With the increase of the number of dimensions, the number of Cuboid will grow explosively, which not only takes up a lot of storage space, but also prolongs the construction time of Cube. To ease the build pressure on Cube and reduce the number of Cuboid generated, Apache Kylin introduces a series of advanced settings to help users filter out the Cuboid they really need. These advanced settings include aggregation groups (Aggregation Group), federated dimensions (Joint Dimension), hierarchical dimensions (Hierachy Dimension), and necessary dimensions (Mandatory Dimension). This series will explain in depth the meaning of these advanced settings and the scenarios they apply.

This paper will focus on the implementation principle and application scenario examples of aggregation groups.

Polymerization Group (Aggregation Group)

According to the combination of dimensions that users follow, they can be divided into large categories of combinations that they follow, which are called aggregation groups in Apache Kylin. For example, the Cube shown in figure 1, if the user only cares about the dimension AB combination and the dimension CD combination, then the Cube can be divided into two aggregation groups, namely the aggregation group AB and the aggregation group CD. As shown in figure 2, the number of Cuboid generated has been reduced from 16 to 8.

Figure 2

Aggregation groups that users care about may contain the same dimensions, for example, aggregation group ABC and aggregation group BCD both contain dimensions B and C. The same Cuboid is derived between these aggregation groups, for example, the aggregation group ABC produces Cuboid BC, and the aggregation group BCD also produces Cuboid BC. These Cuboid will not be generated repeatedly, and a copy of the Cuboid is shared by these aggregation groups, as shown in figure 3.

Figure 3

With aggregation groups, users can filter Cuboid in a coarse-grained manner to get the combination of dimensions they want.

Application example

Suppose you create a Cube of transaction data that contains the following dimensions: the customer ID buyer_id transaction date cal_dt, the payment method pay_type, and the buyer's city city.

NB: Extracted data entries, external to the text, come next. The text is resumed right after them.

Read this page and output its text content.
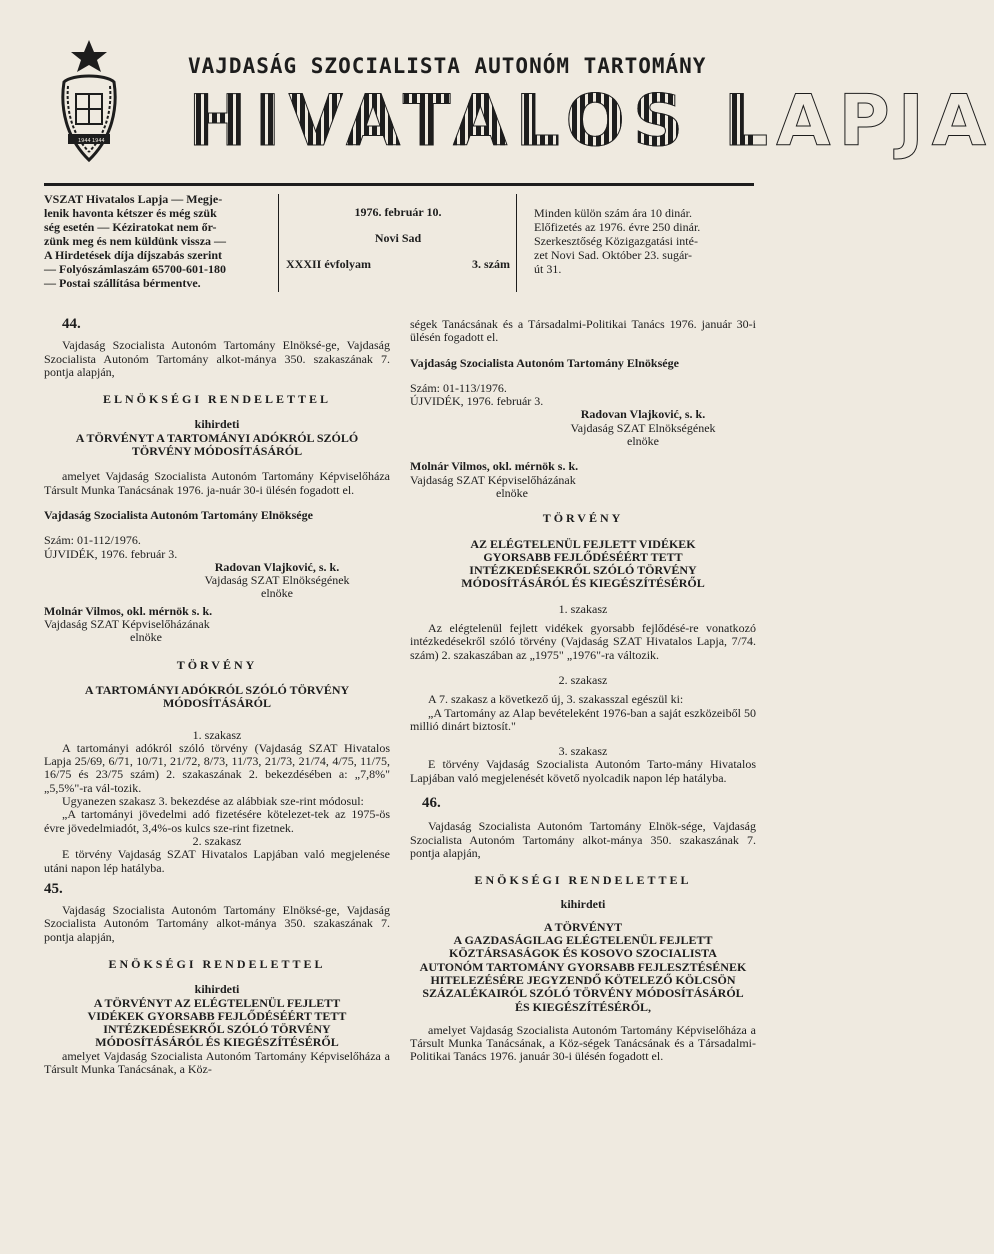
1944 1944
VAJDASÁG SZOCIALISTA AUTONÓM TARTOMÁNY
HIVATALOS LAPJA
VSZAT Hivatalos Lapja — Megje-
lenik havonta kétszer és még szük
ség esetén — Kéziratokat nem őr-
zünk meg és nem küldünk vissza —
A Hirdetések díja díjszabás szerint
— Folyószámlaszám 65700-601-180
— Postai szállítása bérmentve.
1976. február 10.
Novi Sad
XXXII évfolyam	3. szám
Minden külön szám ára 10 dinár.
Előfizetés az 1976. évre 250 dinár.
Szerkesztőség Közigazgatási inté-
zet Novi Sad. Október 23. sugár-
út 31.

44.

Vajdaság Szocialista Autonóm Tartomány Elnöksé-ge, Vajdaság Szocialista Autonóm Tartomány alkot-mánya 350. szakaszának 7. pontja alapján,

ELNÖKSÉGI RENDELETTEL

kihirdeti

A TÖRVÉNYT A TARTOMÁNYI ADÓKRÓL SZÓLÓ TÖRVÉNY MÓDOSÍTÁSÁRÓL

amelyet Vajdaság Szocialista Autonóm Tartomány Képviselőháza Társult Munka Tanácsának 1976. ja-nuár 30-i ülésén fogadott el.

Vajdaság Szocialista Autonóm Tartomány Elnöksége

Szám: 01-112/1976.

ÚJVIDÉK, 1976. február 3.

Radovan Vlajković, s. k.

Vajdaság SZAT Elnökségének

elnöke

Molnár Vilmos, okl. mérnök s. k.

Vajdaság SZAT Képviselőházának

elnöke

TÖRVÉNY

A TARTOMÁNYI ADÓKRÓL SZÓLÓ TÖRVÉNY MÓDOSÍTÁSÁRÓL

1. szakasz

A tartományi adókról szóló törvény (Vajdaság SZAT Hivatalos Lapja 25/69, 6/71, 10/71, 21/72, 8/73, 11/73, 21/73, 21/74, 4/75, 11/75, 16/75 és 23/75 szám) 2. szakaszának 2. bekezdésében a: „7,8%" „5,5%"-ra vál-tozik.

Ugyanezen szakasz 3. bekezdése az alábbiak sze-rint módosul:

„A tartományi jövedelmi adó fizetésére kötelezet-tek az 1975-ös évre jövedelmiadót, 3,4%-os kulcs sze-rint fizetnek.

2. szakasz

E törvény Vajdaság SZAT Hivatalos Lapjában való megjelenése utáni napon lép hatályba.

45.

Vajdaság Szocialista Autonóm Tartomány Elnöksé-ge, Vajdaság Szocialista Autonóm Tartomány alkot-mánya 350. szakaszának 7. pontja alapján,

ENÖKSÉGI RENDELETTEL

kihirdeti

A TÖRVÉNYT AZ ELÉGTELENÜL FEJLETT VIDÉKEK GYORSABB FEJLŐDÉSÉÉRT TETT INTÉZKEDÉSEKRŐL SZÓLÓ TÖRVÉNY MÓDOSÍTÁSÁRÓL ÉS KIEGÉSZÍTÉSÉRŐL

amelyet Vajdaság Szocialista Autonóm Tartomány Képviselőháza a Társult Munka Tanácsának, a Köz-

ségek Tanácsának és a Társadalmi-Politikai Tanács 1976. január 30-i ülésén fogadott el.

Vajdaság Szocialista Autonóm Tartomány Elnöksége

Szám: 01-113/1976.

ÚJVIDÉK, 1976. február 3.

Radovan Vlajković, s. k.

Vajdaság SZAT Elnökségének

elnöke

Molnár Vilmos, okl. mérnök s. k.

Vajdaság SZAT Képviselőházának

elnöke

TÖRVÉNY

AZ ELÉGTELENÜL FEJLETT VIDÉKEK GYORSABB FEJLŐDÉSÉÉRT TETT INTÉZKEDÉSEKRŐL SZÓLÓ TÖRVÉNY MÓDOSÍTÁSÁRÓL ÉS KIEGÉSZÍTÉSÉRŐL

1. szakasz

Az elégtelenül fejlett vidékek gyorsabb fejlődésé-re vonatkozó intézkedésekről szóló törvény (Vajdaság SZAT Hivatalos Lapja, 7/74. szám) 2. szakaszában az „1975" „1976"-ra változik.

2. szakasz

A 7. szakasz a következő új, 3. szakasszal egészül ki:

„A Tartomány az Alap bevételeként 1976-ban a saját eszközeiből 50 millió dinárt biztosít."

3. szakasz

E törvény Vajdaság Szocialista Autonóm Tarto-mány Hivatalos Lapjában való megjelenését követő nyolcadik napon lép hatályba.

46.

Vajdaság Szocialista Autonóm Tartomány Elnök-sége, Vajdaság Szocialista Autonóm Tartomány alkot-mánya 350. szakaszának 7. pontja alapján,

ENÖKSÉGI RENDELETTEL

kihirdeti

A TÖRVÉNYT

A GAZDASÁGILAG ELÉGTELENÜL FEJLETT KÖZTÁRSASÁGOK ÉS KOSOVO SZOCIALISTA AUTONÓM TARTOMÁNY GYORSABB FEJLESZTÉSÉNEK HITELEZÉSÉRE JEGYZENDŐ KÖTELEZŐ KÖLCSÖN SZÁZALÉKAIRÓL SZÓLÓ TÖRVÉNY MÓDOSÍTÁSÁRÓL ÉS KIEGÉSZÍTÉSÉRŐL,

amelyet Vajdaság Szocialista Autonóm Tartomány Képviselőháza a Társult Munka Tanácsának, a Köz-ségek Tanácsának és a Társadalmi-Politikai Tanács 1976. január 30-i ülésén fogadott el.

Sometimes, analysts need to know the application of different consumption patterns in different cities by grouping and aggregating city, cal_dt and pay_type; sometimes, analysts need to aggregate city, cal_dt and buyer_id to see the consumption behavior of customers in different cities. In the above example, it is recommended to establish two aggregation groups, including dimensions and methods as shown in figure 4:

Polymerization group 1: [cal_dt, city, pay_type]

Polymerization group 2: [cal_dt, city, buyer_id]

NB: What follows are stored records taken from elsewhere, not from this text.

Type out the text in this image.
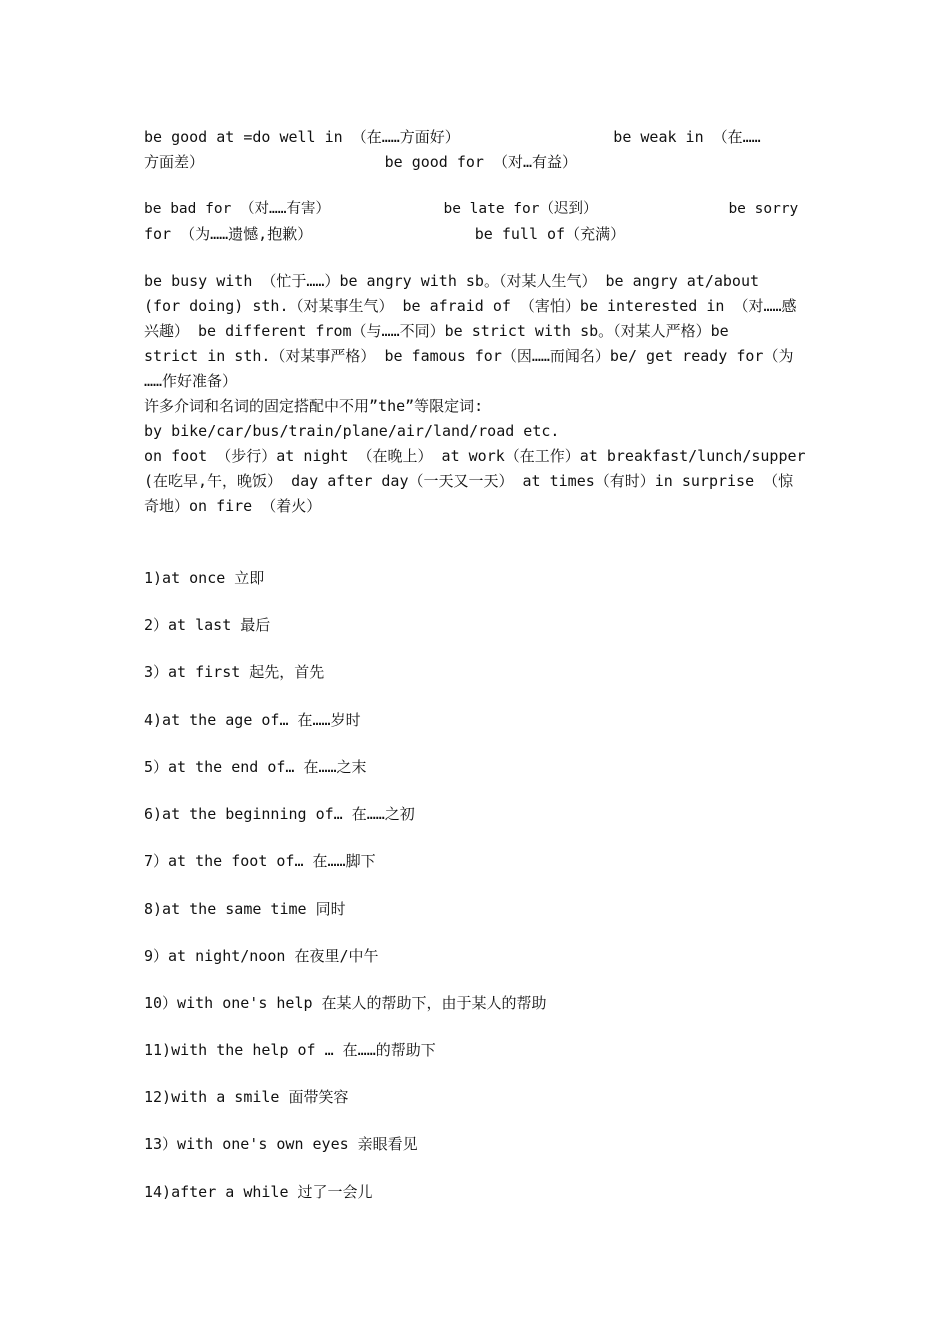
be good at =do well in （在……方面好）                 be weak in （在……
方面差）                    be good for （对…有益）
be bad for （对……有害）             be late for（迟到）               be sorry
for （为……遗憾,抱歉）                  be full of（充满）
be busy with （忙于……）be angry with sb。（对某人生气） be angry at/about
(for doing) sth.（对某事生气） be afraid of （害怕）be interested in （对……感
兴趣） be different from（与……不同）be strict with sb。（对某人严格）be
strict in sth.（对某事严格） be famous for（因……而闻名）be/ get ready for（为
……作好准备）
许多介词和名词的固定搭配中不用”the”等限定词:
by bike/car/bus/train/plane/air/land/road etc.
on foot （步行）at night （在晚上） at work（在工作）at breakfast/lunch/supper
(在吃早,午，晚饭） day after day（一天又一天） at times（有时）in surprise （惊
奇地）on fire （着火）
1)at once 立即
2）at last 最后
3）at first 起先，首先
4)at the age of… 在……岁时
5）at the end of… 在……之末
6)at the beginning of… 在……之初
7）at the foot of… 在……脚下
8)at the same time 同时
9）at night/noon 在夜里/中午
10）with one's help 在某人的帮助下，由于某人的帮助
11)with the help of … 在……的帮助下
12)with a smile 面带笑容
13）with one's own eyes 亲眼看见
14)after a while 过了一会儿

Without considering other interference factors, such aggregation groups will save unnecessary 3 Cuboid: [pay_type, buyer_id], [city, pay_type, buyer_id] and [cal_dt, pay_type, buyer_id], saving storage resources and construction execution time.

Case 1:

SELECT cal_dt, city, pay_type, count (*) FROM table GROUP BY cal_dt, city, pay_type will get data from Cuboid [cal_dt, city, pay_type].

Case2:

SELECT cal_dt, city, buy_id, count (*) FROM table GROUP BY cal_dt, city, buyer_id will get data from Cuboid [cal_dt, city, pay_type].

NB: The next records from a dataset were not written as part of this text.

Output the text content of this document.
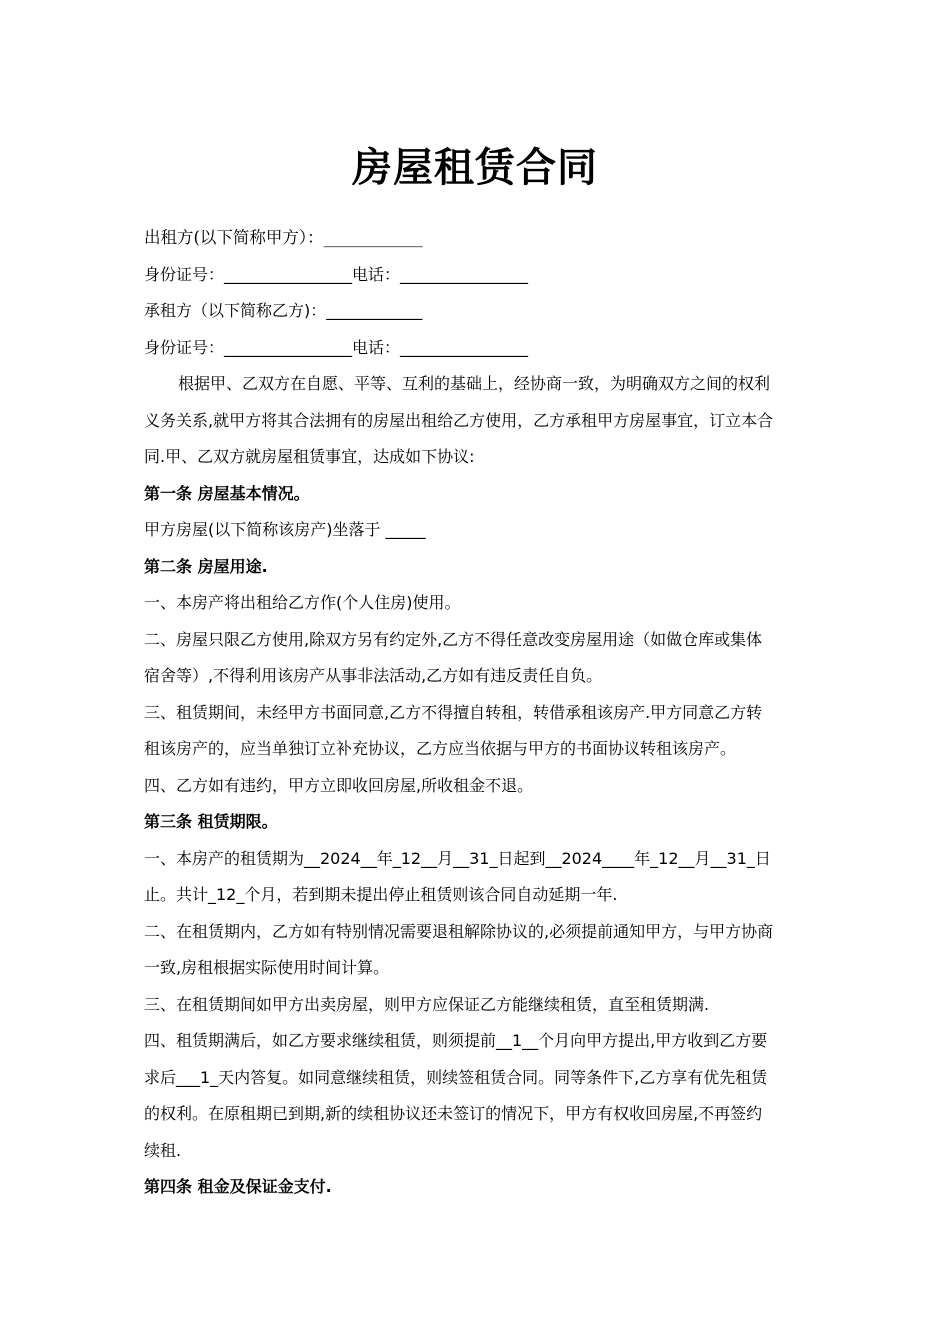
房屋租赁合同
出租方(以下简称甲方）：____________
身份证号：________________电话：________________
承租方（以下简称乙方)：____________
身份证号：________________电话：________________
根据甲、乙双方在自愿、平等、互利的基础上，经协商一致，为明确双方之间的权利
义务关系,就甲方将其合法拥有的房屋出租给乙方使用，乙方承租甲方房屋事宜，订立本合
同.甲、乙双方就房屋租赁事宜，达成如下协议:
第一条 房屋基本情况。
甲方房屋(以下简称该房产)坐落于 _____
第二条 房屋用途.
一、本房产将出租给乙方作(个人住房)使用。
二、房屋只限乙方使用,除双方另有约定外,乙方不得任意改变房屋用途（如做仓库或集体
宿舍等）,不得利用该房产从事非法活动,乙方如有违反责任自负。
三、租赁期间，未经甲方书面同意,乙方不得擅自转租，转借承租该房产.甲方同意乙方转
租该房产的，应当单独订立补充协议，乙方应当依据与甲方的书面协议转租该房产。
四、乙方如有违约，甲方立即收回房屋,所收租金不退。
第三条 租赁期限。
一、本房产的租赁期为__2024__年_12__月__31_日起到__2024____年_12__月__31_日
止。共计_12_个月，若到期未提出停止租赁则该合同自动延期一年.
二、在租赁期内，乙方如有特别情况需要退租解除协议的,必须提前通知甲方，与甲方协商
一致,房租根据实际使用时间计算。
三、在租赁期间如甲方出卖房屋，则甲方应保证乙方能继续租赁，直至租赁期满.
四、租赁期满后，如乙方要求继续租赁，则须提前__1__个月向甲方提出,甲方收到乙方要
求后___1_天内答复。如同意继续租赁，则续签租赁合同。同等条件下,乙方享有优先租赁
的权利。在原租期已到期,新的续租协议还未签订的情况下，甲方有权收回房屋,不再签约
续租.
第四条 租金及保证金支付.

Case3 if you have a query that is not commonly used:

SELECT pay_type, buyer_id, count (*) FROM table GROUP BY pay_type, buyer_id do not have a ready-made exact match Cuboid.

At this point, Apache Kylin calculates the final result from the existing Cuboid through online calculation.

As a multi-dimensional analysis tool, Apache Kylin uses the method of pre-calculation to exchange space for time to improve query efficiency.

On the Apache Kylin optimization of how to analyze the principle of aggregation group to share here, I hope that the above content can make you improve. If you want to learn more knowledge, please pay more attention to the editor's updates. Thank you for following the website!

Welcome to subscribe "Shulou Technology Information " to get latest news, interesting things and hot topics in the IT industry, and controls the hottest and latest Internet news, technology news and IT industry trends.

*The comments in the above article only represent the author's personal views and do not represent the views and positions of this website. If you have more insights, please feel free to contribute and share.